It’s January 4. That means that somewhere along the recent way, I lost three days. Last thing I knew, it was Wednesday, which was New Year’s Eve. I blinked and now it’s Sunday.
And the weird thing is … there wasn’t even any alcohol or illicit drugs involved.
We’re only four days into the new year and I’m already off schedule and out of sorts. I think that may be a record for me.
Tomorrow the kids go back to school, my husband goes back to work, I go back to laundry and life goes back to normal.
Normal is a relative term, is it not? My normal could be quite a bit different than your normal. For instance, you may have a dog named Jake who sleeps on your bed. I may have a camel named Thor who sleeps on my kitchen table. Who’s to say what’s normal anymore?
I don’t have a camel named Thor.
And even if I did, he wouldn’t sleep on my kitchen table because … well, because … ewwww.

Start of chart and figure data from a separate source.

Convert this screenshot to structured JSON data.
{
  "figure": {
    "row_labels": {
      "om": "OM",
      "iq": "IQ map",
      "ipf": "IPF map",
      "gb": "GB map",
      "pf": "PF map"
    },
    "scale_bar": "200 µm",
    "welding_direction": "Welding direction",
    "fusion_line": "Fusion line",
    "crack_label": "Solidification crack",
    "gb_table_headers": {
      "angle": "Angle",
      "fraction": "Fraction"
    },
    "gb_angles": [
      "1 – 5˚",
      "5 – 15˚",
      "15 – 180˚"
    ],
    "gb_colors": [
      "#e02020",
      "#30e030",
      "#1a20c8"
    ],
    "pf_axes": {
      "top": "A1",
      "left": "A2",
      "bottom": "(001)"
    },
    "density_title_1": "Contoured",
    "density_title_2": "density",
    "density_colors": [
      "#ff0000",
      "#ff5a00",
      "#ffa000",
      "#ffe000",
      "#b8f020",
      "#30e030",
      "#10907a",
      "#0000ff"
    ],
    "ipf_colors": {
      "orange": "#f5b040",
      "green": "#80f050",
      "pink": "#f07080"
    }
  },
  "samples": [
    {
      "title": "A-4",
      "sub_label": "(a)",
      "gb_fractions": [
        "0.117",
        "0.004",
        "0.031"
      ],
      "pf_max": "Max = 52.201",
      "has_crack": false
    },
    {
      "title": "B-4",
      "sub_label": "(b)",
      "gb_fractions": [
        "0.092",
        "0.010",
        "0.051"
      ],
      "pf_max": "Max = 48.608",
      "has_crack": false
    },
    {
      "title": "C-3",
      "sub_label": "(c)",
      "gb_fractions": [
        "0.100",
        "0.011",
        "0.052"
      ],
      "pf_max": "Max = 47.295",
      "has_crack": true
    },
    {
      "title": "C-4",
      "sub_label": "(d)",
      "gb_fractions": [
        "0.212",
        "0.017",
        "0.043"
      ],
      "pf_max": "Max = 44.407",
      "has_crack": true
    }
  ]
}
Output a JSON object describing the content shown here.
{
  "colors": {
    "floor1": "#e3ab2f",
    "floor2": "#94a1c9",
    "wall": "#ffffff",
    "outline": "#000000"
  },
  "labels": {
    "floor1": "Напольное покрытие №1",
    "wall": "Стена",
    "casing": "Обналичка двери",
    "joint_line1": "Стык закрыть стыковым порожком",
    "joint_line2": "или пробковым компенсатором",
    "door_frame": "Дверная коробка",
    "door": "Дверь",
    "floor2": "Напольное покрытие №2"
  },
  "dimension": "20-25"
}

I was just making a hypothetical point. I love to make hypothetical points, because you can’t be wrong when you’re speaking hypothetically and anytime I can’t be wrong, I’m all over it. Hypothetically speaking.
Anyway, since it’s Sunday, I need to regurgitate something and since I recently cleaned my bathroom, I’d prefer it not be my breakfast. Therefore, I leave you with a post about how Nate and I met: I married my tall, dark, handsome, rebound guy.
In the meantime, I’m going to write something for tomorrow. I wish I could tell you it was going to be enthralling, riveting, engrossing, intriguing and fascinating, but no, I am not going to set myself up for colossal failure.
I’ve learned my lesson. From now on, I’m going to aim low.
Tomorrow’s post will be legible.
And you know, that’s not as low as you think it would be, because today, I’m going to try upgrading to wordpress 2.7 and I have no idea if my blog is going to like wordpress 2.7 or if it’s going to pitch a hissy fit and run screaming in the other direction.
So, if you have trouble accessing my blog in the next day or so, just know that on the other side of your monitor is a prematurely gray, slightly overweight, drowning-in-panic-sweat, puddle of OH SHIT posting OH MY GOD, HELP ME threads all over the Internet.
Yep, things will definitely be back to normal.